The main characters and their key secondaries were engaging, diverse and funny. Ellery (one POV) and Ezra, twin siblings, are introduced as probably Latinx (unknown paternity) and Ezra is openly gay, while Malcolm’s (second POV) best friend Mia is Korean-American and bisexual. There is an awareness of white privilege and the pressure of being BAME* in a small, majority white American town.Passing thoughts, but I appreciated them being included. As all the main characters were such cinnamon rolls, I did feel that having unreliable narrators might have spiced up the story. Nonetheless, I enjoyed reading about these people and liked them well enough. (To not want them to die, at least.) Malcolm was my favourite!

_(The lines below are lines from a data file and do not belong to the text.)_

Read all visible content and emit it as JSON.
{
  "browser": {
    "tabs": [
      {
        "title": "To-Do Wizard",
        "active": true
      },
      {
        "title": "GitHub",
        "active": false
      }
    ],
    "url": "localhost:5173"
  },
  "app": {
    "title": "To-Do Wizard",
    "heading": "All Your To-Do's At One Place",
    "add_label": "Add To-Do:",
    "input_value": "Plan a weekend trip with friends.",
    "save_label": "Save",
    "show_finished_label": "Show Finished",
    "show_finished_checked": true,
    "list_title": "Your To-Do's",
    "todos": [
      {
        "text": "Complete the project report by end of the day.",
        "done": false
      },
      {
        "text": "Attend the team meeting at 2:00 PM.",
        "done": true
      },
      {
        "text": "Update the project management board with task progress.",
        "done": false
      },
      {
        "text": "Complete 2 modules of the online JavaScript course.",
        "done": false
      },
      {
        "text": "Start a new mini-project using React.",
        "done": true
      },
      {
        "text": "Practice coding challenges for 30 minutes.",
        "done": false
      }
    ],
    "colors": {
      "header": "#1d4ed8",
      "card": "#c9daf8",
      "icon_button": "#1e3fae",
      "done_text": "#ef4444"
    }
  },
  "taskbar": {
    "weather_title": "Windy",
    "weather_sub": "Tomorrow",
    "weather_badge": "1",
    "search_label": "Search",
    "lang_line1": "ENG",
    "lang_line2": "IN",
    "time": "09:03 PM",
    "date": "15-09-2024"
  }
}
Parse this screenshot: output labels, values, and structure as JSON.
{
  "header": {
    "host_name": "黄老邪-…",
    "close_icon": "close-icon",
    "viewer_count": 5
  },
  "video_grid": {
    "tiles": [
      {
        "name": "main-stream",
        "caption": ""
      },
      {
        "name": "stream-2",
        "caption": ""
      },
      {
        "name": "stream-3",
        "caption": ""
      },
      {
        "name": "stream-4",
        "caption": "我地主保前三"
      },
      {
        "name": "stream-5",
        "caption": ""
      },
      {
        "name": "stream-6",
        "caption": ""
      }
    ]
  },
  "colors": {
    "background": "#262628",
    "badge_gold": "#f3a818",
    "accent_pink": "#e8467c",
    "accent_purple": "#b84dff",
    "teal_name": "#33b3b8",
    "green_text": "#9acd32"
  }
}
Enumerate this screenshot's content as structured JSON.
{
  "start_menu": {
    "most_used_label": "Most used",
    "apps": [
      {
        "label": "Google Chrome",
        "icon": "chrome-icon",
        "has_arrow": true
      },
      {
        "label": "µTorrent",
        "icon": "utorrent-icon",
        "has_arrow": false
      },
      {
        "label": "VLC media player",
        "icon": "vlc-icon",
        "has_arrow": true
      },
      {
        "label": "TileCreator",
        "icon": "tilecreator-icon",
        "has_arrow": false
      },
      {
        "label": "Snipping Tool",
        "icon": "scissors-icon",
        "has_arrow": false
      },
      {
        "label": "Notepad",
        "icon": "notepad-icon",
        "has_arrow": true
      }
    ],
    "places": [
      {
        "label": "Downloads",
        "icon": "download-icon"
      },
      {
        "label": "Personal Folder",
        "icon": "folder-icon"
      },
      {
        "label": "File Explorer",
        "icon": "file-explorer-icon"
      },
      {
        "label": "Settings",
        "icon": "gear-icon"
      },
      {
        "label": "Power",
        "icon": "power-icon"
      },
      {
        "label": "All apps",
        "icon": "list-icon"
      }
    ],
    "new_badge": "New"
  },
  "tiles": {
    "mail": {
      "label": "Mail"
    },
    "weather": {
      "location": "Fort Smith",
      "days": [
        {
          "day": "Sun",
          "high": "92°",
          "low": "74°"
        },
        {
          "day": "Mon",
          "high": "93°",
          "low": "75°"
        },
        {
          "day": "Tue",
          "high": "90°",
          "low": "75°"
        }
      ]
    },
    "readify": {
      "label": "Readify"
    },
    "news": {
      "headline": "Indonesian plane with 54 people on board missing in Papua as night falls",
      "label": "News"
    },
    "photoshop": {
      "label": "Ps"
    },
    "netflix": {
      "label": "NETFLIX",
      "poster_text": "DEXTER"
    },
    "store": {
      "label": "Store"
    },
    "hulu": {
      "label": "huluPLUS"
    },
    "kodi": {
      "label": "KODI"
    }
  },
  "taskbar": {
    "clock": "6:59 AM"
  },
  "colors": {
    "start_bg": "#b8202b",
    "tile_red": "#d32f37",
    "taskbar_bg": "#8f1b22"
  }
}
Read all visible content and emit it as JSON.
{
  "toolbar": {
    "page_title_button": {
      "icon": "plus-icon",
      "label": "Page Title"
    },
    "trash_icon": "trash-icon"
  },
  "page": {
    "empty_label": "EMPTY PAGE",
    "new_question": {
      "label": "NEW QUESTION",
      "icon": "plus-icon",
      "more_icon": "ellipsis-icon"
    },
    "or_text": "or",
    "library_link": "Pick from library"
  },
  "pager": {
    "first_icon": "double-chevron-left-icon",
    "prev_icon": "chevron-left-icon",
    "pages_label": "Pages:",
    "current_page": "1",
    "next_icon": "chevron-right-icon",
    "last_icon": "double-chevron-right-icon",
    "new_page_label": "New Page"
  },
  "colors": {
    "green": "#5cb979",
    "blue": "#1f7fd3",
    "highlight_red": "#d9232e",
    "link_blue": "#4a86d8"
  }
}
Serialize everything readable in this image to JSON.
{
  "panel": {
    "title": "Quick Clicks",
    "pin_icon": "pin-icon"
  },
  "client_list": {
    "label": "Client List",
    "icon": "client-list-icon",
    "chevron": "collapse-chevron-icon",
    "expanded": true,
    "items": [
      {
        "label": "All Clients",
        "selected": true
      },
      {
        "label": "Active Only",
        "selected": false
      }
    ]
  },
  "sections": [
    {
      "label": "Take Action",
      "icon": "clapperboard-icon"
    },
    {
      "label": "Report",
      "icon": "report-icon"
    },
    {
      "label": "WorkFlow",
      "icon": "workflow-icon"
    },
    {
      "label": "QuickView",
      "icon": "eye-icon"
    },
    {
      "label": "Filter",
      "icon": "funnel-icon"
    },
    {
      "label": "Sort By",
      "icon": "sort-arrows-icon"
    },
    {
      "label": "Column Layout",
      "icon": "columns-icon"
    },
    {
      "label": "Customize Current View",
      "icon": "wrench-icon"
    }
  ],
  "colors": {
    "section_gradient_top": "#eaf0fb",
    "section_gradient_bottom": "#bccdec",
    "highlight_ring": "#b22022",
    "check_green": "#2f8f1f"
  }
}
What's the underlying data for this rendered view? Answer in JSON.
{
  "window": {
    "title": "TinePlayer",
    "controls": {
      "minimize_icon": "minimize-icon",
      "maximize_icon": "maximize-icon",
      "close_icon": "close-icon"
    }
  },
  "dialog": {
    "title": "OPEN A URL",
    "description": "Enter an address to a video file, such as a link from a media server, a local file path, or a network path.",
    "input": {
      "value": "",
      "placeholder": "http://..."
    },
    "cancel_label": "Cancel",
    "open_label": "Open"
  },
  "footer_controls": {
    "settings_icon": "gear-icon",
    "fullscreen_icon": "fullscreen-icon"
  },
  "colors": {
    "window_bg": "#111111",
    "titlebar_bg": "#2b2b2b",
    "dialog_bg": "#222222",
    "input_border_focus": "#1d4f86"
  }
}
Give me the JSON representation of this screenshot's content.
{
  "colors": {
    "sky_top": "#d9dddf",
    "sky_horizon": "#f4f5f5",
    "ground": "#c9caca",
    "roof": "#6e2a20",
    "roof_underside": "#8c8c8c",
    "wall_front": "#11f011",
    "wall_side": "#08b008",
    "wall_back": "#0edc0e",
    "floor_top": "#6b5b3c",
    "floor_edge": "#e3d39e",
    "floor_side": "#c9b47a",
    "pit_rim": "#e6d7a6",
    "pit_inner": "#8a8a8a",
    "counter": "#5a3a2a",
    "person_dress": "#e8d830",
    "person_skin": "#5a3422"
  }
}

A teensy, puppy love romance also blooms here, and it is, frankly, adorable. It definitely operates as a subplot, compared to the hot and heavy forbidden love of McManus’ previous (debut!) novel One of Us Is Lying. In this case, it was far more realistic for the romance to take the backseat, as the couple only knew each other for a few months at most.

Bottom line: 
I didn’t enjoy this quite as much as One of Us Is Lying (honestly, it set the bar so high), but it was engrossing all the same. I look forward to what McManus will write next!